Dr. J. William Harbour’s research focuses on the use of genetic and genomic technology, cell biology, and genetically modified experimental animal models to elucidate mechanisms of tumor progression and metastasis in major forms of lethal eye cancers, including uveal melanoma and retinoblastoma.
Over the past two decades, the Harbour laboratory has made great strides in understanding uveal melanoma, the most common primary cancer of the eye. The lab found that uveal melanomas can be divided into two basic forms, based on gene expression profile, mutation status, and chromosomal alterations. Class 1 uveal melanomas have low metastatic risk, whereas class 2 uveal melanomas have high metastatic risk. Based on this discovery, the lab developed a clinical prognostic test based on a 15-gene signature that has been prospectively validated in multiple studies and is currently the standard of care for precision medicine in this cancer type. Further, the lab discovered that mutational inactivation of the tumor suppressor BAP1 accounts for the class 2 uveal melanoma tumor type, as well as a novel BAP1 familial cancer syndrome, which is transmitted in an autosomal dominant fashion and can include uveal and cutaneous melanoma, mesothelioma, renal cell carcinoma, meningioma, and other cancer types.
Recently, the lab discovered that the cancer-testis antigen PRAME can be aberrantly expressed in uveal melanoma, representing an independent prognostic factor in both class 1 and class 2 uveal melanomas.
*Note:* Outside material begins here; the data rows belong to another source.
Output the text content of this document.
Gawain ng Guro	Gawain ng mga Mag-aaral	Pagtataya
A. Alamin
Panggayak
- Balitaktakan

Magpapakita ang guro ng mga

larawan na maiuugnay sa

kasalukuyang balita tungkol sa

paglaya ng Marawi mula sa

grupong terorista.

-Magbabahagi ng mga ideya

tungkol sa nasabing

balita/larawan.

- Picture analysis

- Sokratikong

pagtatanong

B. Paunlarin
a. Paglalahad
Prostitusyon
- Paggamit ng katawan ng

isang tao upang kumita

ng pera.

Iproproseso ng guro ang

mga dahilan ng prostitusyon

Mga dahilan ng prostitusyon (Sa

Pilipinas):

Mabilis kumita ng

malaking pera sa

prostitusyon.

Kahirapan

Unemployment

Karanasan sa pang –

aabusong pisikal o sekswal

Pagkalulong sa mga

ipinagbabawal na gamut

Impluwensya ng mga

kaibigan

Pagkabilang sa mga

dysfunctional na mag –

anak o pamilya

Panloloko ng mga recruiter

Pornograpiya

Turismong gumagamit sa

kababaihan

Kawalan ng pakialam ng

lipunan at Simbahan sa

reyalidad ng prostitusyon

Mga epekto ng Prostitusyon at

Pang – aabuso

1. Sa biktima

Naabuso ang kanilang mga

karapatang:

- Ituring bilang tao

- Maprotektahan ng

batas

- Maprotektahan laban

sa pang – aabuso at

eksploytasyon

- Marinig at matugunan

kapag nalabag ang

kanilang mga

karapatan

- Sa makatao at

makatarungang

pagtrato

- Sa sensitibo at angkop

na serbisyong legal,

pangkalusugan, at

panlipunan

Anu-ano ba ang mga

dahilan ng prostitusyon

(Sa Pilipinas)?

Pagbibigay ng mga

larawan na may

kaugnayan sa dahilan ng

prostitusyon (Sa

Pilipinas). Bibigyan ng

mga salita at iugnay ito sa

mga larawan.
Further work in the lab has disclosed a functional role for PRAME in chromosomal instability, aneuploidy, and tumor progression.
The Harbour laboratory has established tumor samples and cell lines from a large number of primary human retinoblastoma samples, and undertaken an unprecedented scope and depth of genomic analysis that has disclosed a new understanding of retinoblastoma progression. The lab discovered ESRRG as one of the key drivers of retinoblastoma progression. This estrogen related orphan receptor plays an essential role in retinal development, hypoxic adaptation, and retinoblastoma progression.
Major research directions in the lab include:
- Elucidate how BAP1 mutations and aberrant PRAME expression drive uveal melanoma progression, with a focus on how these genomic aberrations alter the tumor immune microenvironment.
- Elucidate how aberrant ESRRG expression and other recurrent genomic aberrations in retinoblastoma drive tumor progression, metastasis and poor prognosis, with a focus on altered oxygen metabolism.
- Determine how to therapeutically disrupt key drivers of tumor progression in uveal melanoma and retinoblastoma.